Grad students provide this labor much more cheaply than the value they create. Graduate students are paid around $40k a year but it’s much much less than the same smart ambitious people would be making in a real job. The explicit deal is that you get non-monetary compensation. You do get a credential at the end of grad school. The assumption is that this credential is incredibly valuable but that deal has broken down.

This system is problematic for several reasons.

  • Imagine trying to run a company building a problem that demands a ton of Tacit Knowledge, but you could only hire people with almost no experience who would never stay more than five or six years. This constant retraining is an unescapable tension if your labor is students.
  • The amount of money you need to support a grad student is actually quite similar to the amount of money you need to support a high-skilled employee at a company, but about half of it goes to the university for administrative overhead and student fees. The university is actually getting a student’s worth of money from grad students to “teach” them but it comes out of grants instead of undergrads pockets.
  • Most graduate students’ incentive is to publish as many high impact papers as possible and generally do work that sounds good to a faculty hiring committee. These incentives are often aligned with their professor and lab. However, if a project requires many people’s worth of work a grad student either won’t make it onto the paper or will be last in a massive list of authors which nobody wants because a finite amount of credit is distributed among all the authors. It’s also not appealing for a grad student to work on a project that won’t produce paper-worthy results on a timescale that aligns with graduating. There’s the obvious case where the timescale is longer than the grad student expects to be in grad school. The more subtle case is that the project takes a few years but is risky enough that it’s not clear that it will produce a paper-worthy result, possibly leaving a PhD student high and dry several years in. This incentive selects against long-term engineering-heavy projects.
  • Hiring committees care about potential professors being able to do novel work. The word ‘novel’ is used as an idea bludgeon in academia. This criteria means that grad students need to start doing work that stands out from work that has been done before in the lab if they want to get a faculty job. This incentive puts pressure on projects that need a lot of focus over a long time. Academia incentivizes novelty, not focus
  • Graduate students are primarily funded through grants. Grants are typically renewed on a yearly basis (with exceptions.) So even regardless of what the grad student is ok with working on, there’s a tight coupling between grad students and doing work that can hit paper-worthy milestones on a yearly basis. Additionally, funding grad students through grants effectively ties them to a specific project. Project-coupled grad students make it near impossible to shift effort away from projects that are going poorly towards projects that are going well. Imagine if a startup couldn’t abandon things that weren’t working in favor of things that were. Most grant money is tagged so unrestricted money is like gold for professors.
  • You can’t really fire grad students or hire them whenever you need them. For the most part, new graduate students join labs at the beginning of the academic year so if a project needs a lot of labor halfway through the year you either need to plan that out and have a grad student underutilized for half a year or you need to postpone that project until the beginning of the next year. Once you’ve taken on a grad student you’re stuck with them until they graduate or give up - this is a terrible situation for both sides.

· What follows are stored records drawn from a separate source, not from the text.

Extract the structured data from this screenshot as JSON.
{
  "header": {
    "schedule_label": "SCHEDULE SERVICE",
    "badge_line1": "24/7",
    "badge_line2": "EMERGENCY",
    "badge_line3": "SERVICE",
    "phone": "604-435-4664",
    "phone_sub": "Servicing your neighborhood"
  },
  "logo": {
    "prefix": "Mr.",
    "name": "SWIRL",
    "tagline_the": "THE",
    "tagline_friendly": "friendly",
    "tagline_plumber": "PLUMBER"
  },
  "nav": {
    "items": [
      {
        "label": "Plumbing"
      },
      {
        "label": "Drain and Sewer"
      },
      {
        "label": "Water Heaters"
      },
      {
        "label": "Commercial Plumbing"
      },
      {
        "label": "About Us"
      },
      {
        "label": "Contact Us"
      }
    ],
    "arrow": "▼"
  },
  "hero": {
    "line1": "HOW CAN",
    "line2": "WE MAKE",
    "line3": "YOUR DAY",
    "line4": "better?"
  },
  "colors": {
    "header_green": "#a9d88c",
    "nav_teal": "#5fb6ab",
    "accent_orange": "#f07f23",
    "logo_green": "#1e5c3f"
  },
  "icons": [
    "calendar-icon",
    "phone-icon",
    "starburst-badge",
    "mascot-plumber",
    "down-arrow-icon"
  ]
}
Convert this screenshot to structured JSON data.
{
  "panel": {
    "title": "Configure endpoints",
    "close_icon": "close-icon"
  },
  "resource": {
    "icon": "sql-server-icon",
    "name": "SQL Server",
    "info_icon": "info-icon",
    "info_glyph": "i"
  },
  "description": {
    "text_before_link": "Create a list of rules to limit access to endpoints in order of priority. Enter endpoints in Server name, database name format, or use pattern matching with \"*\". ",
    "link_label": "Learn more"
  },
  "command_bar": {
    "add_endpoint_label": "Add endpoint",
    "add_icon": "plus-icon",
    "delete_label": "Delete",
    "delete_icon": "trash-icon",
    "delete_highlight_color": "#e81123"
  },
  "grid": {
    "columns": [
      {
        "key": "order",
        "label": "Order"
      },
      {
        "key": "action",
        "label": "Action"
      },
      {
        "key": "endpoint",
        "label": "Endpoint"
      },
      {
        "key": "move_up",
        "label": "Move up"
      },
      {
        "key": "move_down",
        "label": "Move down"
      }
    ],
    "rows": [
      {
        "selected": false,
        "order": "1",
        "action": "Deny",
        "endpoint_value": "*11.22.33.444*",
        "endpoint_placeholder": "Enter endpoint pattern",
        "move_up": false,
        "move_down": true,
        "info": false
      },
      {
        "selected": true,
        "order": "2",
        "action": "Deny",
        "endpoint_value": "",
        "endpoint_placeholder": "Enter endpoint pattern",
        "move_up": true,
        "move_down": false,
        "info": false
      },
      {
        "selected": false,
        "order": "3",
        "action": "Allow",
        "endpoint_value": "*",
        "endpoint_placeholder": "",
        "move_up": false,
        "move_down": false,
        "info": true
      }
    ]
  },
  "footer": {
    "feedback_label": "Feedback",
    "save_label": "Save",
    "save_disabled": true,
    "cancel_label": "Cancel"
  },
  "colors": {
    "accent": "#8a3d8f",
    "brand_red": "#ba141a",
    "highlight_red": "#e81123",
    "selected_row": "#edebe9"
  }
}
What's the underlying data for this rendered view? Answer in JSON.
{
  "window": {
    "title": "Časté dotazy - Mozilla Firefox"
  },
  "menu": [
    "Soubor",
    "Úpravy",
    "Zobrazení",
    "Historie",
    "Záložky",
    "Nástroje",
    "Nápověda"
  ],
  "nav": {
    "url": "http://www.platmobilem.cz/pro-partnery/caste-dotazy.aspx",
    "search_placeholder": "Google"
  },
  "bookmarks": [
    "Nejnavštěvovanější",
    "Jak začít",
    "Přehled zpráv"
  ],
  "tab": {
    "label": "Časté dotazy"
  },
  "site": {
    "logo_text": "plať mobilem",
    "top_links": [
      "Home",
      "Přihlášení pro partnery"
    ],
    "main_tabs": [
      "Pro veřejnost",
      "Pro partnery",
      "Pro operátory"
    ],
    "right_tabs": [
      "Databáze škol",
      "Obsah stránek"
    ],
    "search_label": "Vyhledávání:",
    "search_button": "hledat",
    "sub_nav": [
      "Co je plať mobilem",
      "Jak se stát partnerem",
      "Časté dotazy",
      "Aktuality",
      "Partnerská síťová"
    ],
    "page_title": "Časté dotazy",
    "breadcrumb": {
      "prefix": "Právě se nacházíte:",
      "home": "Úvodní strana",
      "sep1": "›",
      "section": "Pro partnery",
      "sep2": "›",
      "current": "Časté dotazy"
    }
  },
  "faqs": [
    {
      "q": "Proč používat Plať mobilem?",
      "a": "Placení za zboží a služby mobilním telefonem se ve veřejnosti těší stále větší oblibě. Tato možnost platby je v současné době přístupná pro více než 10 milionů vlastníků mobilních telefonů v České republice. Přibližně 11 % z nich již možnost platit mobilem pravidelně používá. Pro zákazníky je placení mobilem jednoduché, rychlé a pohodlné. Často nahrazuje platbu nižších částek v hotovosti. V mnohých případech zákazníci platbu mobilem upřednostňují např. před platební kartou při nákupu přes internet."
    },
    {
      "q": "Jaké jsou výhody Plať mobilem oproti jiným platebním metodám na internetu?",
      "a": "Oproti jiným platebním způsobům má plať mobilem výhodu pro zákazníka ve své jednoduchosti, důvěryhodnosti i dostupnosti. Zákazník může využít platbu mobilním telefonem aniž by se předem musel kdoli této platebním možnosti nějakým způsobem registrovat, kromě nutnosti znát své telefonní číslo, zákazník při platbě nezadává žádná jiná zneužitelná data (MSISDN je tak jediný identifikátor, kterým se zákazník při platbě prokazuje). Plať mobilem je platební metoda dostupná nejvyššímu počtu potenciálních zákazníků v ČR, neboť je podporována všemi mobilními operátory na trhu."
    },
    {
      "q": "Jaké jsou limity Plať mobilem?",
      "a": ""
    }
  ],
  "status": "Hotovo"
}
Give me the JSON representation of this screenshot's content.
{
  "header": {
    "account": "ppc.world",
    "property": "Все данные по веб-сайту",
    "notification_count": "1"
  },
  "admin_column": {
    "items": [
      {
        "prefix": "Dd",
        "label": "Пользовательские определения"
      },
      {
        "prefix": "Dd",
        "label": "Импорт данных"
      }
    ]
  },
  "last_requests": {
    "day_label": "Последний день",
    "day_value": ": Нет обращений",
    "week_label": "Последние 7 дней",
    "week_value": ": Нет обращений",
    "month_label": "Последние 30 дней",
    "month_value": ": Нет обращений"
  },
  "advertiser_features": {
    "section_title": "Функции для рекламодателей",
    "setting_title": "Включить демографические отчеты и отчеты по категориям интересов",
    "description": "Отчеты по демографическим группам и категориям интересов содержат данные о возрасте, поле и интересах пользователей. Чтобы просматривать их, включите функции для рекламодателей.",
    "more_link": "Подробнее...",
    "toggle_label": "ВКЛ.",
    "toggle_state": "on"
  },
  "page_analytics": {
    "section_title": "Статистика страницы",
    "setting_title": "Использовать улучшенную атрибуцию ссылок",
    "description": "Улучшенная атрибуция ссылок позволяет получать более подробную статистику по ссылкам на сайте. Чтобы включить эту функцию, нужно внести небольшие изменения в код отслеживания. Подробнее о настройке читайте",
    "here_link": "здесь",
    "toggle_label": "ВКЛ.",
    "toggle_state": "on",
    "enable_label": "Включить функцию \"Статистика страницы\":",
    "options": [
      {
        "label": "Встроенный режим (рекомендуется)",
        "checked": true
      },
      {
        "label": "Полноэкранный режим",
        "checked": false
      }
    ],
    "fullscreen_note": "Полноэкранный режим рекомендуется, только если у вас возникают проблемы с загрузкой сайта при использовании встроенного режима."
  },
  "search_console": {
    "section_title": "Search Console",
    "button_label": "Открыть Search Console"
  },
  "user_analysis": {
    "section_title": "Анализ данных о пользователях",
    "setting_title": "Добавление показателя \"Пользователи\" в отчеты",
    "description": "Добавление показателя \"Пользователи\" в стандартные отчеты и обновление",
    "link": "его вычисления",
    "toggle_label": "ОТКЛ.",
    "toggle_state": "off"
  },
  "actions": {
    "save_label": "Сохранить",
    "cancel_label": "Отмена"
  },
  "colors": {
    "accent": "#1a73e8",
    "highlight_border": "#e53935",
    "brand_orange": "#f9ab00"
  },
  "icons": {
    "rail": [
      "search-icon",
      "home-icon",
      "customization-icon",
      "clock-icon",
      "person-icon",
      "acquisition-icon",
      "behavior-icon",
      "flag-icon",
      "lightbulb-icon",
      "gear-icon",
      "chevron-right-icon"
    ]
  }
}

There are several theories about how this system came about. Like any Complex System, the real answer is probably “a bit of each of them.”

  • It is easier to get grants (especially government ones) that are primarily earmarked for grad students as opposed to lab technicians or labor-saving automation. Why? Some combination of tradition, incentives on the part of the university because they get more fees from grad students than other spending, and the idea that money towards grad students is building up the country’s STEM workforce.
  • How and Why Government, Universities, and Industry Create Domestic Labor Shortages of Scientists and High-Tech Workers actually argues that the system was set up on purpose to keep wages for high skilled scientific workers low.
    • Universities get more money when professors bring in larger grants. Because its easier to get big grants for grad-student-heavy projects universities are incentivized to hire professors who do more grad-student-heavy projects, perpetuating the cycle. In academia more grant money leads to more power.